Advanced Countries Yet To Compensate Forest-Protecting Nations

Bernama 15 Jul 09;

JAKARTA, July 15 (Bernama) -- Environment Minister Rachmat Witoelar said industrialised countries had yet to honour their promise to compensate developing countries that were protecting their forests, such as Indonesia, Antara news agency reported.

"The compensation is provided for in the Bali Road Map agreement produced at the international conference on climate change in Bali in December 2007," he said.

He said political conditions in the advanced industrialised countries were already stable but those countries still would not meet the promise they had made despite several calls.

At an evironment ministers' meeting in Greenland held concurrently with the G-8 Summit in L'Aquila, Italy, on July 9-10, Rachmat had also voiced the concern.

He said it was still difficult to reduce gas emissions because until now developed countries still refused to give their assistance.

The minister's fourth deputy, Masneliarti, said the environment ministers' meeting that she also attended discussed efforts to reduce emissions by up to 80 percent by 2050.

She said referring to global concensus reduction of gas emissions by 50 percent by 2050 with the developed countries contributing 80 percent reduction was ideal and urgent.

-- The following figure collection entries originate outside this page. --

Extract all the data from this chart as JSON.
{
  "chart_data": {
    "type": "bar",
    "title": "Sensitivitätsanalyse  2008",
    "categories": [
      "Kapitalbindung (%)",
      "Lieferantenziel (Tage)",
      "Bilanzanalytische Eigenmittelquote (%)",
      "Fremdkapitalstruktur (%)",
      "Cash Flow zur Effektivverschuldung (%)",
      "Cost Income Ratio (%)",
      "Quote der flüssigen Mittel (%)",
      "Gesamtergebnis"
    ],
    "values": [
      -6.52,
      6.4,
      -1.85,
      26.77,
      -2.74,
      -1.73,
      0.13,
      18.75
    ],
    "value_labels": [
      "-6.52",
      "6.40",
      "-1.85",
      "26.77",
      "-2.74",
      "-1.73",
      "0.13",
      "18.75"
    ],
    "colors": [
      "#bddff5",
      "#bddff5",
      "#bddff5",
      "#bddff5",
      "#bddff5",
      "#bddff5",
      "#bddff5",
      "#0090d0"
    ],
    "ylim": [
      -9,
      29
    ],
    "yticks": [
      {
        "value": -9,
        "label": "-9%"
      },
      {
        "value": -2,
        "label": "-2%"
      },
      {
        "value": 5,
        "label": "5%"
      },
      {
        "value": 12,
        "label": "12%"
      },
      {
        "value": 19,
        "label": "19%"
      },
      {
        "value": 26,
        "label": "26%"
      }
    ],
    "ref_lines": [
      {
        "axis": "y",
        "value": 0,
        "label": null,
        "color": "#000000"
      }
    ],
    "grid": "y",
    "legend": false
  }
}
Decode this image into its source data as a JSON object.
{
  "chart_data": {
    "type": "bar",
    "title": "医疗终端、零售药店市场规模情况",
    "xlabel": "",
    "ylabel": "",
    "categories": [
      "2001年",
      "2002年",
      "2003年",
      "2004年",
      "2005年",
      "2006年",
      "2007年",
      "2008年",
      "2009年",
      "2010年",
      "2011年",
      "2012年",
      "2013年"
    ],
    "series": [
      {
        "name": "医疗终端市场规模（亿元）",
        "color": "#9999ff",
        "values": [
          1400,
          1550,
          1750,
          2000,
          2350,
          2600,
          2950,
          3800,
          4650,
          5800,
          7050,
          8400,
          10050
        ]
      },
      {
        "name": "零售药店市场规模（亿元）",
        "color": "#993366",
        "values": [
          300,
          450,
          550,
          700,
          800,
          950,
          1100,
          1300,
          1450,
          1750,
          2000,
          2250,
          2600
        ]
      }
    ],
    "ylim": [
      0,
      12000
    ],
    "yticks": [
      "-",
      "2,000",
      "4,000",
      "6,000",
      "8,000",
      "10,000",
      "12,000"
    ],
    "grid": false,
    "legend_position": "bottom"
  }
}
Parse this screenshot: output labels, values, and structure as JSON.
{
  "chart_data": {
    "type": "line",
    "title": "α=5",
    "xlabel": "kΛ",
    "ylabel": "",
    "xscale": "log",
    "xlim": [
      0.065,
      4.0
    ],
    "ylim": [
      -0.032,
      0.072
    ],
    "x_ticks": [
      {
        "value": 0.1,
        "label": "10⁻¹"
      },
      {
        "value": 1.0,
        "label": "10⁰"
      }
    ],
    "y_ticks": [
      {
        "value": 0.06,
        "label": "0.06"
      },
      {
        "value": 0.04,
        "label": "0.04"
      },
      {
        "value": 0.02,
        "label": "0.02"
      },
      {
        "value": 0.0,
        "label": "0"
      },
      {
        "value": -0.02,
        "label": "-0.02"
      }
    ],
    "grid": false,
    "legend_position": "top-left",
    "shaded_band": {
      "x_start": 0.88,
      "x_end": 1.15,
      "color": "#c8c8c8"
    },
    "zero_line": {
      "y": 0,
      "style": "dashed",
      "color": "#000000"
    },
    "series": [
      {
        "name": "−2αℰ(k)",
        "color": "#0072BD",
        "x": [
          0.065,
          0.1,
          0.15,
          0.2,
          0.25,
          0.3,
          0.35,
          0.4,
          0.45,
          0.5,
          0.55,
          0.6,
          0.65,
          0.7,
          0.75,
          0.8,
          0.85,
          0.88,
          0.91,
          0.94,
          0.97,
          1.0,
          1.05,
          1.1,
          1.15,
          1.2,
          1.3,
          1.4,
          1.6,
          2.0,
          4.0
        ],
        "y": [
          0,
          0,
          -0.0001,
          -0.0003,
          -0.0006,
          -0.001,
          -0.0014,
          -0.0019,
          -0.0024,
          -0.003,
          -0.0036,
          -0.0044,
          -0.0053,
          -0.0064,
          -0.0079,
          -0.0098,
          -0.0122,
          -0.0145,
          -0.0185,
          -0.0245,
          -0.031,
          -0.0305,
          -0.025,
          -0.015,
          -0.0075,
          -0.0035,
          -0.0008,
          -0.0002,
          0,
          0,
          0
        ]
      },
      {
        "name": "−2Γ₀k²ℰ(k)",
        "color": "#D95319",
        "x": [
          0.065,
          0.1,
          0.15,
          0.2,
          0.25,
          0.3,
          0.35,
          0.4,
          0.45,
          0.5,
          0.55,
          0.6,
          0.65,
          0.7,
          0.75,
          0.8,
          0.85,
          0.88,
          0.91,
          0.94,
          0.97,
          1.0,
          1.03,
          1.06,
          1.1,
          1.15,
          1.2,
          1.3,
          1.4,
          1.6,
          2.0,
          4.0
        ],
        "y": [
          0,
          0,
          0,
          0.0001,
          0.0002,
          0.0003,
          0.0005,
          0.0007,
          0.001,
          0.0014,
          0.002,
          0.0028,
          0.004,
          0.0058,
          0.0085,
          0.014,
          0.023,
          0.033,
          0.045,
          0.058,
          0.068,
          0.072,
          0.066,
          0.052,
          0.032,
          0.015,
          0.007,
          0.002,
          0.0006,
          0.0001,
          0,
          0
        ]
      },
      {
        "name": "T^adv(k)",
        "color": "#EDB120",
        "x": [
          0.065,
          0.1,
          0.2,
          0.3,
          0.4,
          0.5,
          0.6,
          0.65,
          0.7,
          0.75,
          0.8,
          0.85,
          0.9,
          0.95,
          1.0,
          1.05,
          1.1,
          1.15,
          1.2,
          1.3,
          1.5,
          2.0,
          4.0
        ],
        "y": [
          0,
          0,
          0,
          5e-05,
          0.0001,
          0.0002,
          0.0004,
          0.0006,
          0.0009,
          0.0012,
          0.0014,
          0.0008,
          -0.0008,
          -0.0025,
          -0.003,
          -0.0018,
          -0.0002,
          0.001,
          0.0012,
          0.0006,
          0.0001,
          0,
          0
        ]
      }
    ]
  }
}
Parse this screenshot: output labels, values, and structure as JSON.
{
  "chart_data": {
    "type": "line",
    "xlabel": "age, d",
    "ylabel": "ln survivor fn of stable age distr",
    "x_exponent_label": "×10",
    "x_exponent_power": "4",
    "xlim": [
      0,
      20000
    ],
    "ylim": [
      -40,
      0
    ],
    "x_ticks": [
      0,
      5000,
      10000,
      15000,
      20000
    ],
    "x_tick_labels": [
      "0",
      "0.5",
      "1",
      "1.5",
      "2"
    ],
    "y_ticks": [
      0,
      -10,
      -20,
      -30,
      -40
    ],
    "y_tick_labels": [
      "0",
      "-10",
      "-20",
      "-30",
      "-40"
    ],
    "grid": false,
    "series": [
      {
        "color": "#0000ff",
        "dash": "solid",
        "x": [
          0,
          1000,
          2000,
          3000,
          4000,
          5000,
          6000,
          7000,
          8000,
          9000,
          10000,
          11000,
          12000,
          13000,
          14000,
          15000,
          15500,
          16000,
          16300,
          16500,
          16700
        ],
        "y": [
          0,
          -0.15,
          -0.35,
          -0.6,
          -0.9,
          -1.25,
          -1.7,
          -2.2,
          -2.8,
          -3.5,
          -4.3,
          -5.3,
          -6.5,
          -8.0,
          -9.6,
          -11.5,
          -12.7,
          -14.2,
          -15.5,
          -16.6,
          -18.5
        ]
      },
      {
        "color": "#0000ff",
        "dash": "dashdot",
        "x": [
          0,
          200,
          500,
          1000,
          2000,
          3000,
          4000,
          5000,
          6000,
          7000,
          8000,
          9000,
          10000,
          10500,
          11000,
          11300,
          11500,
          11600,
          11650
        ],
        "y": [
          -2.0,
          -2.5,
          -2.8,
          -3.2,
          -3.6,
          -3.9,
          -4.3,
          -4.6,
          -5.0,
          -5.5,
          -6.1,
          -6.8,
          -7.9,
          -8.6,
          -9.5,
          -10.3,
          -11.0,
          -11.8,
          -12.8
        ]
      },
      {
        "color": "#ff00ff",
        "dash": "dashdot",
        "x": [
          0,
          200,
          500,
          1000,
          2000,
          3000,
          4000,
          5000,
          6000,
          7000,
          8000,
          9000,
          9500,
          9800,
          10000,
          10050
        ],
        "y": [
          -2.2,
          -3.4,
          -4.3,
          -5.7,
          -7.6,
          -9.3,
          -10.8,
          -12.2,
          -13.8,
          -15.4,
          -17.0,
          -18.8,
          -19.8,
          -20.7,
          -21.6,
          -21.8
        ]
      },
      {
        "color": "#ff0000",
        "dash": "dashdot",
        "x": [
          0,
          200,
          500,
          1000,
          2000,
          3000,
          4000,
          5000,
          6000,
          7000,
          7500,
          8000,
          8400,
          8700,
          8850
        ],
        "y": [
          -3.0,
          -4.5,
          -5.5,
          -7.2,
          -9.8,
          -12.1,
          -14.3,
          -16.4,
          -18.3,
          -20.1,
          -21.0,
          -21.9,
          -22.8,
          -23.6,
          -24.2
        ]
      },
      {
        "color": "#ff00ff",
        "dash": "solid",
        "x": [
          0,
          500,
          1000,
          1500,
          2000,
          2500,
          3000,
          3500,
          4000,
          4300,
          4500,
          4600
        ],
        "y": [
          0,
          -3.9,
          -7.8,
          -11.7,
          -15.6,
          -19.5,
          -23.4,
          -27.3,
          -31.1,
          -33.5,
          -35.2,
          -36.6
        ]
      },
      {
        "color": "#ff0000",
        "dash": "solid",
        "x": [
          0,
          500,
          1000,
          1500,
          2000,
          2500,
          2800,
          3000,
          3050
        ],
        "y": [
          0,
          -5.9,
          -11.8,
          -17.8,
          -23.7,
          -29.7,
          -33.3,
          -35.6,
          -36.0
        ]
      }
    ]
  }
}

In the meeting she said the developed countries had asked developing nations to make mid-term targets because long-term targets could not be assured as regeneration had taken place by the time.

She said during the meeting no agreement was reached with regard to the amount of aid industrialised countries would give to developing nations to reduce gas emissions. It had only produced mid-term target of reduction by 20 to 40 percent by 2020, she said.

Rachmat said at the G-8 Summit US President Barack Obama said if the developed and developing countries could not make an agreement, the U.S. as an industrialised country, would pay tax on its industrial products exported to developing countries.